The first political ads of the next cycle are already here … and Republicans aren’t happy

 The first political ads of the next cycle are already here … and Republicans aren’t happy

During Wednesday night’s impeachment hearing, newly seated St. Louis Rep. Cori Bush took down white supremacy in 30 seconds flat. Just a day before, she filed a resolution calling for the expulsion of 100 or more House Republicans who didn’t just vote against certifying the results of the Electoral College, but promoted the idea that the election had been “stolen”—the big lie that drove rioters into the Capitol on Jan. 6.

It’s unlikely that House members will garner the necessary votes to discharge a quarter of their members. However, if the investigation into members who actively assisted in planning the insurrection turns up definitive evidence, there is a very good chance that some members might not just be expelled, but indicted.

On the Senate side, both Hawley and Ted Cruz are likely to survive their support for overturning the outcome of the election, even with Hawley continuing to signal his support for that effort in the hours immediately after the Senate had been forced to flee for their lives. However, it’s very likely voters are going to get plenty of reminders about which senator was giving terrorists a raised fist salute on that terrible day.
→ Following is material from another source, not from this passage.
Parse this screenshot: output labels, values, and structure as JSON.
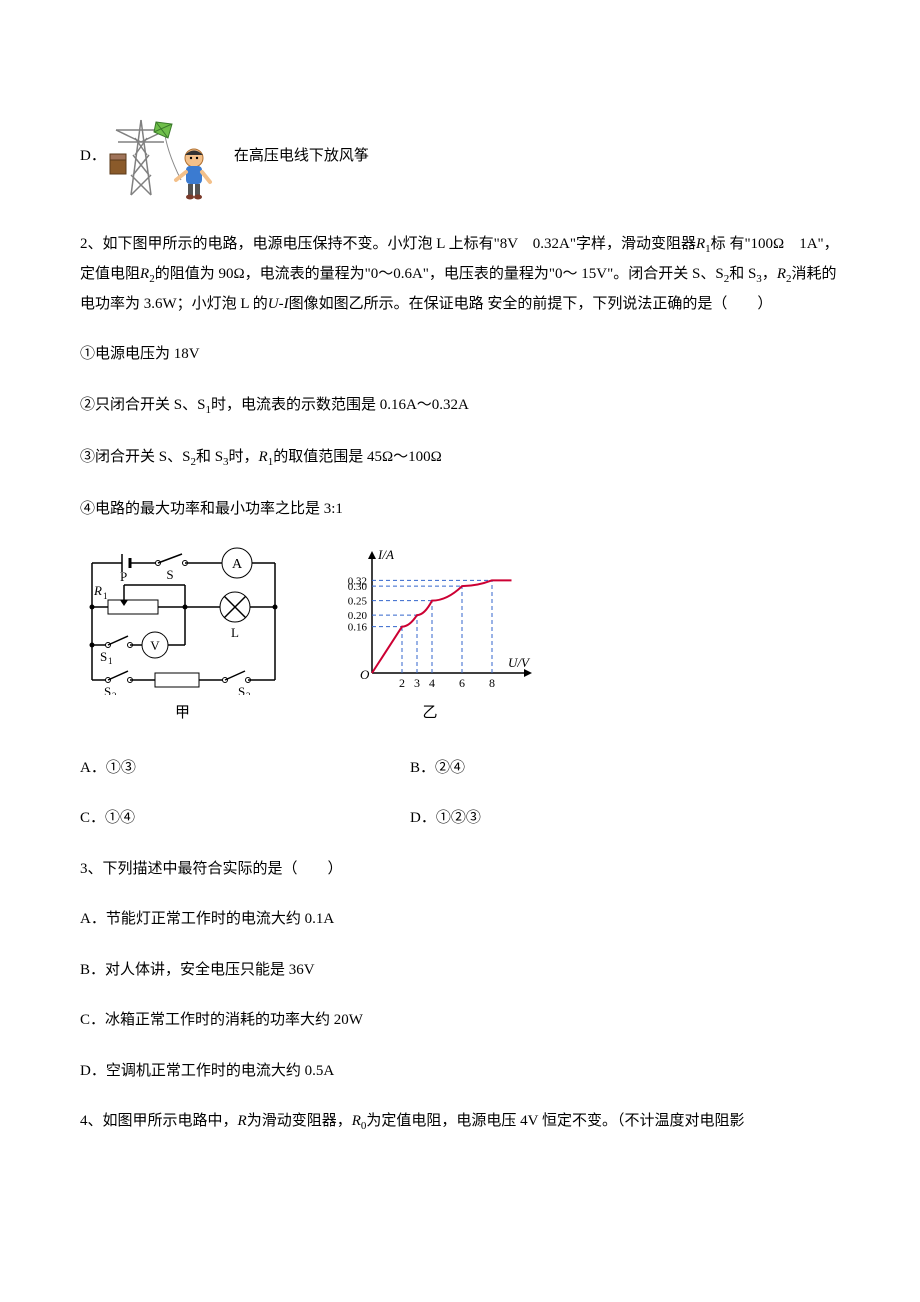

However, as The New York Times reports, Wisconsin voters don’t need to wait to see the lines between Johnson and the insurgency traced. A television ad from the Democratic Party of Wisconsin hit the air Wednesday morning. It signals the start of a solid week in which Johnson will be pounded on both television and social media for his role in spreading lies about the 2020 election. 

Johnson—who has always topped the chart of senators most likely to be Russian assets—initiated and promoted lies about the election both before and after the votes were counted. And he added one more lie, because after telling voters that he was going to self-limit to two terms in the Senate, he might just decide to stay in the Senate so he can block legislation from the Democratic House. That would put Johnson up for his next term in 2022, and also turns him into a big target for Democrats seeking to dislodge a Trump-Putin fan from a state Joe Biden won.

The ad pulls no punches. It features pictures of the mob swarming over the Capitol while recalling a stinging editorial in the Milwaukee Journal that goes after several members of the Senate’s “sedition caucus,” including both Johnson and Hawley. That editorial calls on Johnson to resign immediately rather than waiting 21 months for Wisconsin voters to send him packing.

Johnson is unlikely to quit. Neither are the ads.